Presentation details:

Sunday, Dec. 7, 2025, 9:45 am – 10:00 am ET
Session: “Myelodysplastic Syndromes: Clinical and Epidemiological – Moving the Needle Through Novel Approaches in MDS and CMML”
Title: “An Update of Safety and Efficacy Results from a Phase 1b Study of R289, a Dual IRAK 1/4 Inhibitor, in Patients with Relapsed/Refractory Lower‑Risk MDS”
Presenter: Dr. Guillermo Garcia‑Manero

Regulatory status: R289 has received Orphan Drug designation for MDS and Fast Track designation for previously treated transfusion‑dependent lower‑risk MDS from the U.S. Food and Drug Administration.

About R289
R289 is a prodrug of R835, a selective dual inhibitor of interleukin‑receptor associated kinases IRAK1 and IRAK4. Preclinical studies demonstrate that blocking IRAK1/4 disrupts toll‑like receptor (TLR) and interleukin‑1 receptor (IL‑1R) signaling pathways, curbing the pro‑inflammatory cytokine cascade that drives marrow failure in lower‑risk MDS. By attenuating chronic innate immune activation, R289 aims to restore effective hematopoiesis and reduce transfusion dependence.

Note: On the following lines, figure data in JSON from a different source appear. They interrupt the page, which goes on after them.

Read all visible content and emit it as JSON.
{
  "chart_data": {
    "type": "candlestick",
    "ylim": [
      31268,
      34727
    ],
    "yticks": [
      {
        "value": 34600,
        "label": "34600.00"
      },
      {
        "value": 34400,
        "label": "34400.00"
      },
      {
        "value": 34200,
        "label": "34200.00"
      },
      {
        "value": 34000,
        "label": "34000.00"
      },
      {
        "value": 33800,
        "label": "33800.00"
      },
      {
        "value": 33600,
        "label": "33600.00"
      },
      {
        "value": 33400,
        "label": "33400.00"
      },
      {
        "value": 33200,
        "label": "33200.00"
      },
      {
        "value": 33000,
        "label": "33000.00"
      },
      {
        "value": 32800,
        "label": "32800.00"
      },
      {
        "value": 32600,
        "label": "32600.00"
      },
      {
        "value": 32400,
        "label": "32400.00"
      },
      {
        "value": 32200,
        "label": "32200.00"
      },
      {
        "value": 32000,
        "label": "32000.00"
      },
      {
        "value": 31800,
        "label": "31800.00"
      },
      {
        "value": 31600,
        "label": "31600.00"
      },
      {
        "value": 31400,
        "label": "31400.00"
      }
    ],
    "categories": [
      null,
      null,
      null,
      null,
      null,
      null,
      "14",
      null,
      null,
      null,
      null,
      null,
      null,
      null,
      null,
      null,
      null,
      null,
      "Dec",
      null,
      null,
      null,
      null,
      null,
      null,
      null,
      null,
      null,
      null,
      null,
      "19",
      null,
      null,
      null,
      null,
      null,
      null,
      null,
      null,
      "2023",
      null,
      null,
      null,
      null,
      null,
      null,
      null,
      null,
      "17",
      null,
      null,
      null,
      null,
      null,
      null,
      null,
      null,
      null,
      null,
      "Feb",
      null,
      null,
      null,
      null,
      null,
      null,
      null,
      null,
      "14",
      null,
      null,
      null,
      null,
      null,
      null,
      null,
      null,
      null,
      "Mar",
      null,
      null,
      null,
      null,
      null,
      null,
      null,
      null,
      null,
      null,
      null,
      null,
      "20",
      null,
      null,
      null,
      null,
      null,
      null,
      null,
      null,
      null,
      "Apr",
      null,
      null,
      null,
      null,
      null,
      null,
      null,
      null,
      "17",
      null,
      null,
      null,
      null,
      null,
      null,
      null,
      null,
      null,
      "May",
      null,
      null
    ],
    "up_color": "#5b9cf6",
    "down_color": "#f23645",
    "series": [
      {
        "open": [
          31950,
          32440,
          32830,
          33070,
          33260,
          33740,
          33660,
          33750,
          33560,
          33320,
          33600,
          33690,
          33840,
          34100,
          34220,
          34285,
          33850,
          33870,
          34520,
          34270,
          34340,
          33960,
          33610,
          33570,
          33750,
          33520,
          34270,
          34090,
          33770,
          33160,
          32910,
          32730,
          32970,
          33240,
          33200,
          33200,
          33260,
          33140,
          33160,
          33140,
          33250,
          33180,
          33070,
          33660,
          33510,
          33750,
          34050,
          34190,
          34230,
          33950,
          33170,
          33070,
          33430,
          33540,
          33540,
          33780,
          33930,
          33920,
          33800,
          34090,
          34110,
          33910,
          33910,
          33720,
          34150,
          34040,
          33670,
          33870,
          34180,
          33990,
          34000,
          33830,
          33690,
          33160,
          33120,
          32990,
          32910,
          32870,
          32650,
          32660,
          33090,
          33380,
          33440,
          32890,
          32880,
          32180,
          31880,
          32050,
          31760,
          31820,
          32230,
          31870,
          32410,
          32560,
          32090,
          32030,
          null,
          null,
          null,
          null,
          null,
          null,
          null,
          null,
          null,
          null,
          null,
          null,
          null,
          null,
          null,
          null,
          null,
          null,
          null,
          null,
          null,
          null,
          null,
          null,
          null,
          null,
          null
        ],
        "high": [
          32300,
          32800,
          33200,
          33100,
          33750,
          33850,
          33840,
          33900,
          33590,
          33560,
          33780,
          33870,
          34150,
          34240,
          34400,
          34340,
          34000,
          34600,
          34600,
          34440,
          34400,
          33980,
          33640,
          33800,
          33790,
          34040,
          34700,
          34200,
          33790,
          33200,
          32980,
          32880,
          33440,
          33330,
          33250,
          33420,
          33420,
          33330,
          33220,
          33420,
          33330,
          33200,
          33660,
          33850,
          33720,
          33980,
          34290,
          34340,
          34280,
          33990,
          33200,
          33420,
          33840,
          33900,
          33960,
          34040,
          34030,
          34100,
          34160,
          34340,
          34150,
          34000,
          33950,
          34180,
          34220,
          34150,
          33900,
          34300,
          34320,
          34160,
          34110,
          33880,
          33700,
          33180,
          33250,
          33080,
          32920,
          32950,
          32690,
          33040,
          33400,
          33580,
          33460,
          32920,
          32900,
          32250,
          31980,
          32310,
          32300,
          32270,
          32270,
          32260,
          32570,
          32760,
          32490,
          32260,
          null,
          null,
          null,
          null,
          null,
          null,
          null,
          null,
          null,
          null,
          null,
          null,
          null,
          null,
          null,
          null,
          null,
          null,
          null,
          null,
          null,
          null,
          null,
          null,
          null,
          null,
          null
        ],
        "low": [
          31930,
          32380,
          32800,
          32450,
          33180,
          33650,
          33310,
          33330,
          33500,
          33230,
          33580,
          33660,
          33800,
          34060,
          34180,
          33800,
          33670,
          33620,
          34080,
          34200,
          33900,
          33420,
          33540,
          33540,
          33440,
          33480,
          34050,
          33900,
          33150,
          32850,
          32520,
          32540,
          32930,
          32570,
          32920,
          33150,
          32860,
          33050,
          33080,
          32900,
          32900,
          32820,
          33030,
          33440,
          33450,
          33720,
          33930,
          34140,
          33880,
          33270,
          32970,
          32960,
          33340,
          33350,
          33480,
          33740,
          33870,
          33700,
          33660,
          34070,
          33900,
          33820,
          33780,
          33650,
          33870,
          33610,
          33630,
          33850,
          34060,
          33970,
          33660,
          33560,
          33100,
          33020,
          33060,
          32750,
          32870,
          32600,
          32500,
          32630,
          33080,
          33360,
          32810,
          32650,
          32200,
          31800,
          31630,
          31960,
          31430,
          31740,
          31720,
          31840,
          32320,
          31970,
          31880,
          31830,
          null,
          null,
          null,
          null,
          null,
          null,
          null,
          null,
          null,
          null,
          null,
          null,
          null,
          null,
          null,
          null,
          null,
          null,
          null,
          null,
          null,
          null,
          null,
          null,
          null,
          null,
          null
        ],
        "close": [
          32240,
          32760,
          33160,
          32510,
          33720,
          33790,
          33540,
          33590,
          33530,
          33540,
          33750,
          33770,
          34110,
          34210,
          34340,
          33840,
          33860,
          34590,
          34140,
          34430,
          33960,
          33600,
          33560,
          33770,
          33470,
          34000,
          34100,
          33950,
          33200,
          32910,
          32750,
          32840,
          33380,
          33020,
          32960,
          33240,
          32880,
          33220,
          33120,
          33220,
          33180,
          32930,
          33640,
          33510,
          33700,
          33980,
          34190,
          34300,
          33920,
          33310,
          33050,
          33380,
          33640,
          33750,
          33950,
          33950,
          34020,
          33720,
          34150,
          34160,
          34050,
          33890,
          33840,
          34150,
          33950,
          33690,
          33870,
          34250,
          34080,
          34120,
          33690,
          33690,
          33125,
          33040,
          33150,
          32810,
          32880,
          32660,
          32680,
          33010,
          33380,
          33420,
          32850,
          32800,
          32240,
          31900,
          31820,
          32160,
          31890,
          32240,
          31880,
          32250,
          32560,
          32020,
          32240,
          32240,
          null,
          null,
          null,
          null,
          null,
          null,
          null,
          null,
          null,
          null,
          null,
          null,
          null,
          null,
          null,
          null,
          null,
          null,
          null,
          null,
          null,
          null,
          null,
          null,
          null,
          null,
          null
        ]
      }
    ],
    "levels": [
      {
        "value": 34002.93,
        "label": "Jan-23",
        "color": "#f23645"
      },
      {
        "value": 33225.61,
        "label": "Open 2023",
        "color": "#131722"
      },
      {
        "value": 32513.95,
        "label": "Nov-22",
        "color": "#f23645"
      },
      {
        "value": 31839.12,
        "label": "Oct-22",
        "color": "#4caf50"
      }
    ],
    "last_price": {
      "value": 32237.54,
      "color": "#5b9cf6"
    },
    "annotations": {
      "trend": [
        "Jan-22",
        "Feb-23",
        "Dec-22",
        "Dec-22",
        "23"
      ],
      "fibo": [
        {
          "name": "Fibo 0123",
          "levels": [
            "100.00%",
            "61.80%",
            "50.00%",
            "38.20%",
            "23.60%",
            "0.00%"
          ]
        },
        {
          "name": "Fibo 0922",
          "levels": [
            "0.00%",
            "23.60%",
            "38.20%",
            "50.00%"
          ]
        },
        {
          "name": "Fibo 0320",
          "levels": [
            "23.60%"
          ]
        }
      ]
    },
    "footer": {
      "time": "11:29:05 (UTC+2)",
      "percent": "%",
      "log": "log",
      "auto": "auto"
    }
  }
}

About Rigel Pharmaceuticals
Rigel Pharmaceuticals (Nasdaq: RIGL) is a biotechnology company dedicated to discovering and developing novel therapies for hematologic disorders and cancer. Founded in 1996 and headquartered in South San Francisco, California, Rigel’s pipeline includes multiple clinical‑stage candidates targeting disease‑modifying mechanisms.

1. R289 is an investigational compound not yet approved by the FDA.
2. Sallman DA et al., “Unraveling the Pathogenesis of MDS: The NLRP3 Inflammasome and Pyroptosis Drive the MDS Phenotype,” Frontiers in Oncology, 2016. DOI: 10.3389/fonc.2016.00151.

Forward‑Looking Statements
This release contains forward‑looking statements regarding the anticipated outcomes of the ongoing Phase 1b study, potential benefits of R289, and Rigel’s development plans. Such statements involve risks and uncertainties, including clinical trial results, regulatory decisions, market acceptance, and competition. Actual results may differ materially from those expressed or implied in these statements. Rigel does not undertake any obligation to update these forward‑looking statements, except as required by law.